Doctor of Philosophy


Statistics and Actuarial Sciences


Murdoch, Duncan

2nd Supervisor

Kulperger, Reg



Carbon dioxide (CO2) flux is important for agriculture and carbon cycle studies. Only a small proportion of the land is currently covered by proper equipment to directly collect CO2 flux data. The CO2 flux data has an obvious annual cycle with the phase changing from year to year. How to build a model to estimate the annual effect and seasonal dynamics is a challenging task. With the help of the Moderate Resolution Imaging Spectroradiometer (MODIS) which is carried by NASA satellites, corresponding data, such as normalized difference vegetation index (NDVI), is freely available from NASA. Our goals are modeling the seasonal dynamics to generate reasonable predictions, and building a model using MODIS data to predict the CO2 flux data at any location.

In modeling single sites, we treat each year as a multivariate observation. We use functional data analysis (FDA) to smooth the CO2 flux data for each year separately. Then we use the landmark registration to standardize the seasonal dynamics. On the registered time scale, we build a model of the curves using a multivariate normal distribution. We use Dirichlet regression to model the seasonal dynamics and map the registered curves back to the natural time scale. These steps allow us to simulate CO2 flux on the natural time scale.

For our spatial study, we study three models.

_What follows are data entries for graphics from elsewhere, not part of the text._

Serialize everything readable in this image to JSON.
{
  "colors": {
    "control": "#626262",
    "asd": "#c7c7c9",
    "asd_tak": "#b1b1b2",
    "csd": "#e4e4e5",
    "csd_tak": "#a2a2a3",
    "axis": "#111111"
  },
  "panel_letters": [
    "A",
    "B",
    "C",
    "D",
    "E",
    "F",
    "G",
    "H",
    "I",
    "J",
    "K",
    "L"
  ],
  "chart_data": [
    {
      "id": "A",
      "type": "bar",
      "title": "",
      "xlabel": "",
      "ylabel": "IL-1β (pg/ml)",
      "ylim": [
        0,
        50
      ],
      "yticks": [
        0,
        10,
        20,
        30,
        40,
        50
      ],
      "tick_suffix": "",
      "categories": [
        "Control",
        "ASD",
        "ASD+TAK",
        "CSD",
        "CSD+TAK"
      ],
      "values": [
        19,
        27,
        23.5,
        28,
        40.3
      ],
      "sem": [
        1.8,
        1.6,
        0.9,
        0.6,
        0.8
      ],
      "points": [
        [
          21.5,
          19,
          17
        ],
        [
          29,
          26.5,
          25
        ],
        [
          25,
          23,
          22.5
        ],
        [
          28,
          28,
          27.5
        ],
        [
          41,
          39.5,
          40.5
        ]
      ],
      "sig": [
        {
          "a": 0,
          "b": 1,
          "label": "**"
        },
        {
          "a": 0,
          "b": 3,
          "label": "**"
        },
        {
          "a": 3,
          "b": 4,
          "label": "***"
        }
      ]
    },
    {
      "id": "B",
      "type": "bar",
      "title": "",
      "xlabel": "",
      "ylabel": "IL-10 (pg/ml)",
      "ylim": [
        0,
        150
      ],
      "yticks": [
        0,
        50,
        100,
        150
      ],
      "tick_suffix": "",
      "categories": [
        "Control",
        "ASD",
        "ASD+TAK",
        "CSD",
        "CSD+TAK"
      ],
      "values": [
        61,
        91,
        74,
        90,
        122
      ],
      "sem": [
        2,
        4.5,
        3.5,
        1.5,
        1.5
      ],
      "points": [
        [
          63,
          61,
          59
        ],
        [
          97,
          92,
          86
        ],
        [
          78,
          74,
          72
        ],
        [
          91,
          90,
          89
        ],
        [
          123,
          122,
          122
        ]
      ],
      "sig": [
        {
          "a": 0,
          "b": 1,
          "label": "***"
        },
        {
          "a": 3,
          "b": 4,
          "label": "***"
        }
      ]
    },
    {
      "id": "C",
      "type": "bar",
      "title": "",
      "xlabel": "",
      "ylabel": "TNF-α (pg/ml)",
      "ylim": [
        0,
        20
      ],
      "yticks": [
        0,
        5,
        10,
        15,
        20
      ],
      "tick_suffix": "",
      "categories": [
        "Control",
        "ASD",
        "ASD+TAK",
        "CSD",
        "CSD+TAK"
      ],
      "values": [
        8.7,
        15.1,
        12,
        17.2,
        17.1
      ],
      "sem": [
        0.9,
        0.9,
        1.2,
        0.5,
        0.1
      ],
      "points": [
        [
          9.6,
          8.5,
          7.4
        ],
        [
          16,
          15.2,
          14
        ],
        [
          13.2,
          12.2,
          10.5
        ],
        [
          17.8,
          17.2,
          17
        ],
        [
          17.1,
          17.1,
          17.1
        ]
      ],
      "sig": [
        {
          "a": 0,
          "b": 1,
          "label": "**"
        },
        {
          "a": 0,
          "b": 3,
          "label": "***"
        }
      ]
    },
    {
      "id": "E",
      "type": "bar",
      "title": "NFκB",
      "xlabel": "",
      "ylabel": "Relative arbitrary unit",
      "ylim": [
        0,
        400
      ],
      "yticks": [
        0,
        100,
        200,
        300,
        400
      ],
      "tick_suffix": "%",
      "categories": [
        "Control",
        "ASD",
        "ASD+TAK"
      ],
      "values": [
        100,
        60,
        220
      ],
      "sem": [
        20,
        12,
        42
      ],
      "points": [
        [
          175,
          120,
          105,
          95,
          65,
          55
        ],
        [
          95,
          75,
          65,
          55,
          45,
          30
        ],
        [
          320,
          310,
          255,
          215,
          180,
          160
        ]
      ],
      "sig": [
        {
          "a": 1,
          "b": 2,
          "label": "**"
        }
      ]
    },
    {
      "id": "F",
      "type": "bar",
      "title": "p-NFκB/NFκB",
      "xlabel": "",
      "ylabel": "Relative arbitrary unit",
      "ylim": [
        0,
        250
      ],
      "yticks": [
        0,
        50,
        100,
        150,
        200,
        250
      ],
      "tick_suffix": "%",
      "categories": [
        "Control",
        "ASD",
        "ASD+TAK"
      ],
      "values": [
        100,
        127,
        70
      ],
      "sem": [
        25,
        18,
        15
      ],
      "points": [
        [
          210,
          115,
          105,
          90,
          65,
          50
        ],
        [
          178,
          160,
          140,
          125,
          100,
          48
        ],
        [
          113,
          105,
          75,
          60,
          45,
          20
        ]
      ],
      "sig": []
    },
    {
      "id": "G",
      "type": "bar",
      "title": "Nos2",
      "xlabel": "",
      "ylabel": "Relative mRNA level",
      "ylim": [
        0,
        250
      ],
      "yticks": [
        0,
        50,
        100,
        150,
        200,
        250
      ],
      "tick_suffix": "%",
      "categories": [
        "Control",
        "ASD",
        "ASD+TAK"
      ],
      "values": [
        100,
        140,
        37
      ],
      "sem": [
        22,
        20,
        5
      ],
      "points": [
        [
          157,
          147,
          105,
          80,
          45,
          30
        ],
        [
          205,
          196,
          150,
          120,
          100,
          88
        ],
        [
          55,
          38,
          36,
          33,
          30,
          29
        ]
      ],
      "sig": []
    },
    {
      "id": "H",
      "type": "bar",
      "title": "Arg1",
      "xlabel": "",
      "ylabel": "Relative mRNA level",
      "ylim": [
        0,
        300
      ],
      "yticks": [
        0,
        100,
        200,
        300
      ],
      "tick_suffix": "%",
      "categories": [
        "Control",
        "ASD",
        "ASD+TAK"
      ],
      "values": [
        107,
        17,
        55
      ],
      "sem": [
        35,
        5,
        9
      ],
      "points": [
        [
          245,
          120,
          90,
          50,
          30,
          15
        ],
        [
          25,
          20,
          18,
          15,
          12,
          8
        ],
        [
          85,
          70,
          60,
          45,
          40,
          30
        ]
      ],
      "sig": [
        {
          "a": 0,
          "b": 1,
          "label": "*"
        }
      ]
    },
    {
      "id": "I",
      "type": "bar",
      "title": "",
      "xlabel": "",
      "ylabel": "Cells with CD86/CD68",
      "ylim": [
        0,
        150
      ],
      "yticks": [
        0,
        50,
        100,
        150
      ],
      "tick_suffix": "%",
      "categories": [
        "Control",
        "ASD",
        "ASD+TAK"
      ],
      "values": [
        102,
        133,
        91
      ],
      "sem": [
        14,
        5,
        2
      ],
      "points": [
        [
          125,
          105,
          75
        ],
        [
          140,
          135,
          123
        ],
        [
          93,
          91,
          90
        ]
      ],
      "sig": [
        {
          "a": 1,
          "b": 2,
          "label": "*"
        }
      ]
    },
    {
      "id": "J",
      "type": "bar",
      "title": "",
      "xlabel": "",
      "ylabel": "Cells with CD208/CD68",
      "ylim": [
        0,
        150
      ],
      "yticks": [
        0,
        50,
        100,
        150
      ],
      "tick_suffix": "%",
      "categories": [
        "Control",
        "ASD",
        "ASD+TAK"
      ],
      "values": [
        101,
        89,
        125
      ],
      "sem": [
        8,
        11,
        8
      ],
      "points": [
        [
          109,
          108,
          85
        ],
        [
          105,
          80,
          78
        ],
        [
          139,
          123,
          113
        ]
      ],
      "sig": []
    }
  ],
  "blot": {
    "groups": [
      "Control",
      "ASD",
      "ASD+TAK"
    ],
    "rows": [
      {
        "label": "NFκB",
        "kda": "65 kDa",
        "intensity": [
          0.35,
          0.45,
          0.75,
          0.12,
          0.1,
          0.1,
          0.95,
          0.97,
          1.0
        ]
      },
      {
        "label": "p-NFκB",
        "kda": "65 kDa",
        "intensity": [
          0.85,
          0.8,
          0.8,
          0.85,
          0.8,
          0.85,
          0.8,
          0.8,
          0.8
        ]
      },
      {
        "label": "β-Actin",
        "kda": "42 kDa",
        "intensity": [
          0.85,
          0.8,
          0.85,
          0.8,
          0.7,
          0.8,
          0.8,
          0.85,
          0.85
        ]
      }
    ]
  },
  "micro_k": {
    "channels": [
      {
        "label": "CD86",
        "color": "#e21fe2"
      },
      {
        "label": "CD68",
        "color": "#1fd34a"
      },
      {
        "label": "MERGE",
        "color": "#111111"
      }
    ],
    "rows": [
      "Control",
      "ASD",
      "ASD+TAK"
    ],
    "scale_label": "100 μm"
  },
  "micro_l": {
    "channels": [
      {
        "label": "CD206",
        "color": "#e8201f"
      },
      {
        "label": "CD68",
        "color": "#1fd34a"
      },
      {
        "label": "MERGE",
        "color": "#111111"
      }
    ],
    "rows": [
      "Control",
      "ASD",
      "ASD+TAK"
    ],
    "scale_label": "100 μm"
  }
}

In the first model, we decompose the CO2 flux data into different components and build a model based on the spatial correlations of each component. The second model is a functional linear regression model (FLRM), where we use NDVI as the covariate. Both CO2 flux and NDVI are annual multivariate observations treated as functional objects. In the third model, we use a generalized additive model (GAM) to analyze the data as a time series indexed by day, with covariates such as NDVI, latitude, longitude etc.

We use parametric bootstrap to validate our single location modeling on 55 flux sites. The local and the majority of global coverage rate are around 95%. Among the three spatial models, the GAM performed best in that it had the lowest out of sample prediction mean square error. The FLRM also shows a great potential for modeling with limited information.